Kegiatan telah dilaksanakan sepanjang bulan Desember 2010 sampai Januari 2011 kesekolah dan telah terdistribusikan dengan jumlah 75 sekolah SMP/MTS dan 25 SMA/MA/SMK se-Kabupaten Kebumen.
Khotimul Hasan SPdI selaku Ketua FORGUSTA Kabupaten Kebumen Mengatakan bantuan berupa buku-buku tersebut di harapkan akan Menumbuh- kembangkan minat baca siswa dan menambah koleksi perpustakaan sekolah swasta yang di nilai selama ini masih minim, membantu siswa dalam peningkatan belajar, mampu memicu para siswa untuk giat membaca. Muaranya, prestasi siswa akan meningkat,.

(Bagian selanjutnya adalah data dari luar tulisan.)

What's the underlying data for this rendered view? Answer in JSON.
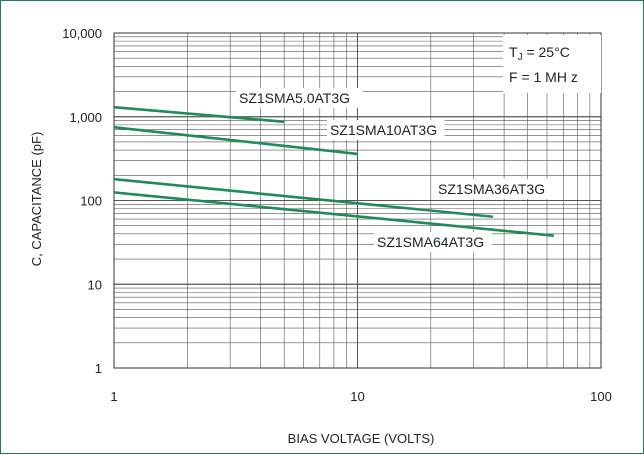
{
  "chart_data": {
    "type": "line",
    "xlabel": "BIAS VOLTAGE (VOLTS)",
    "ylabel": "C, CAPACITANCE (pF)",
    "x_scale": "log",
    "y_scale": "log",
    "xlim": [
      1,
      100
    ],
    "ylim": [
      1,
      10000
    ],
    "x_ticks": [
      {
        "value": 1,
        "label": "1"
      },
      {
        "value": 10,
        "label": "10"
      },
      {
        "value": 100,
        "label": "100"
      }
    ],
    "y_ticks": [
      {
        "value": 1,
        "label": "1"
      },
      {
        "value": 10,
        "label": "10"
      },
      {
        "value": 100,
        "label": "100"
      },
      {
        "value": 1000,
        "label": "1,000"
      },
      {
        "value": 10000,
        "label": "10,000"
      }
    ],
    "grid": true,
    "line_color": "#1f8a5a",
    "conditions": {
      "tj_main": "T",
      "tj_sub": "J",
      "tj_rest": " = 25°C",
      "freq": "F = 1 MH z"
    },
    "series": [
      {
        "name": "SZ1SMA5.0AT3G",
        "x": [
          1,
          5
        ],
        "y": [
          1300,
          870
        ]
      },
      {
        "name": "SZ1SMA10AT3G",
        "x": [
          1,
          10
        ],
        "y": [
          750,
          360
        ]
      },
      {
        "name": "SZ1SMA36AT3G",
        "x": [
          1,
          36
        ],
        "y": [
          180,
          64
        ]
      },
      {
        "name": "SZ1SMA64AT3G",
        "x": [
          1,
          64
        ],
        "y": [
          125,
          38
        ]
      }
    ]
  }
}
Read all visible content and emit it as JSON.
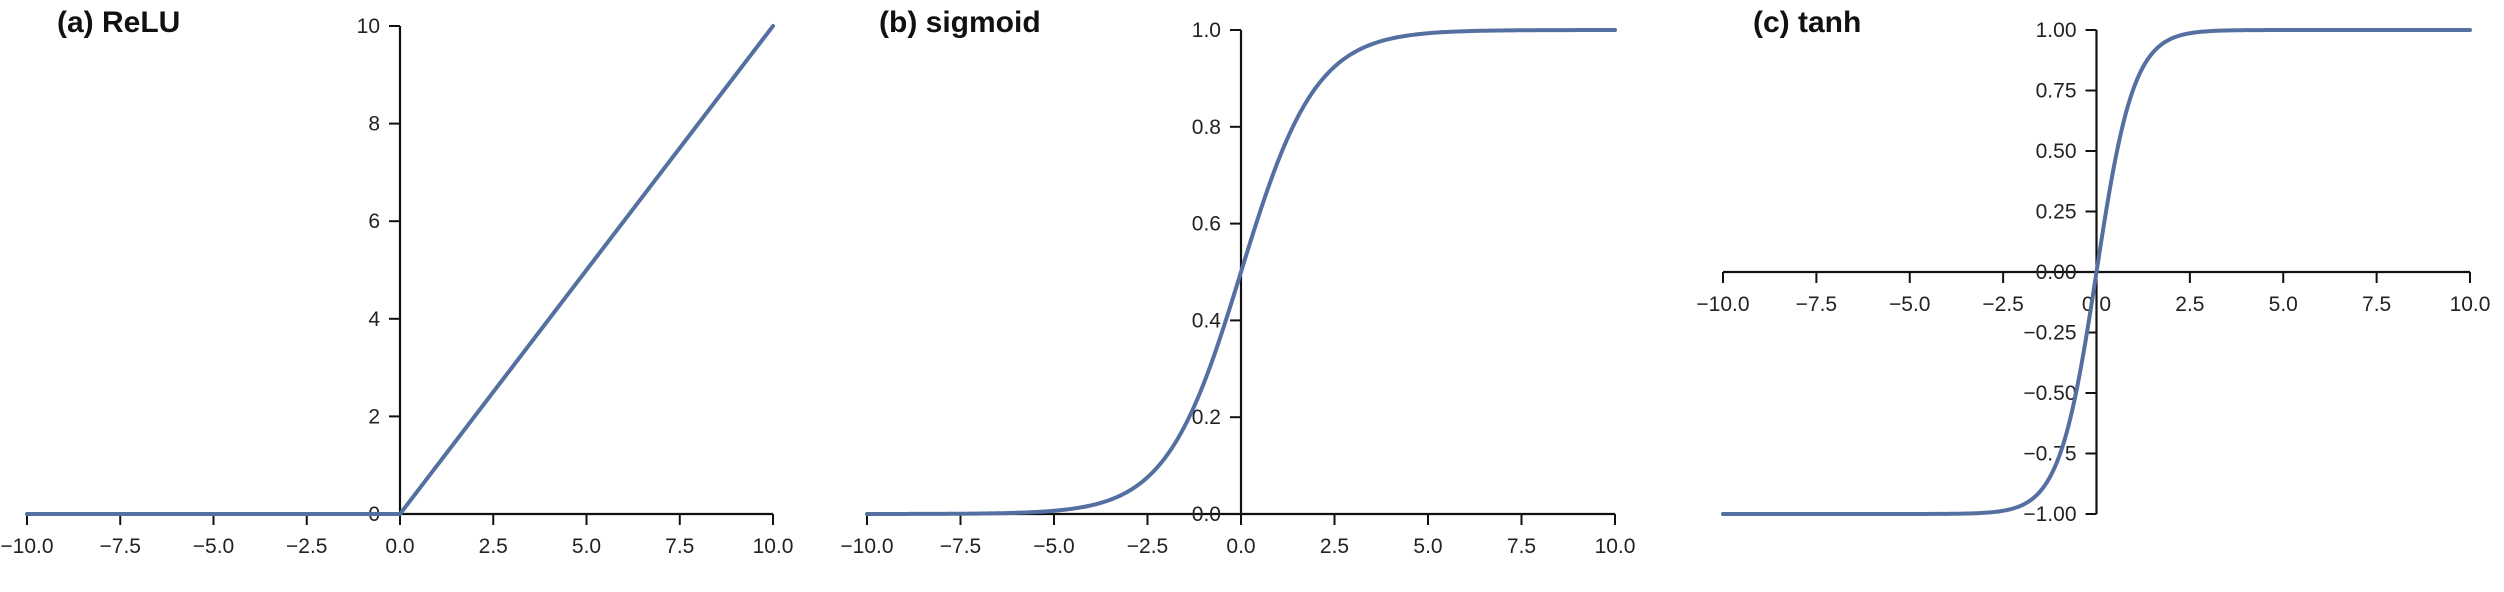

Bantuan tersebut berangkat dari rasa keperihatinan guru swasta melihat kondisi perpustakaan di sekolah swasta yang rata-rata masih minim fasilitas. Juga merupakan kepedulian forum guru swasta terhadap pendidikan di kabupaten kebumen.
Dan gerakan ini adalah bentuk komitmen FORGUSTA dalam upaya peningkatan kwalitas dan mutu pendidikan. Meski gaji guru swasta belum sesuai harapan, namun bukan bertari mereka segan memberikan yang terbaik bagi dunia pendidikan. Kami siap bekerjasama dengan pemerintah dan swasta yang peduli dalam peningkatan kwalitas pendidikan, tegasnya.
Harapanya kegiatan ini menjadi Inspirasi stakeholder pendidikan baik pemerintah,masyarakat maupun pihak swasta untuk terus mengupayakan peningkatan kualitas pendidikan terutama dilingkungan swasta.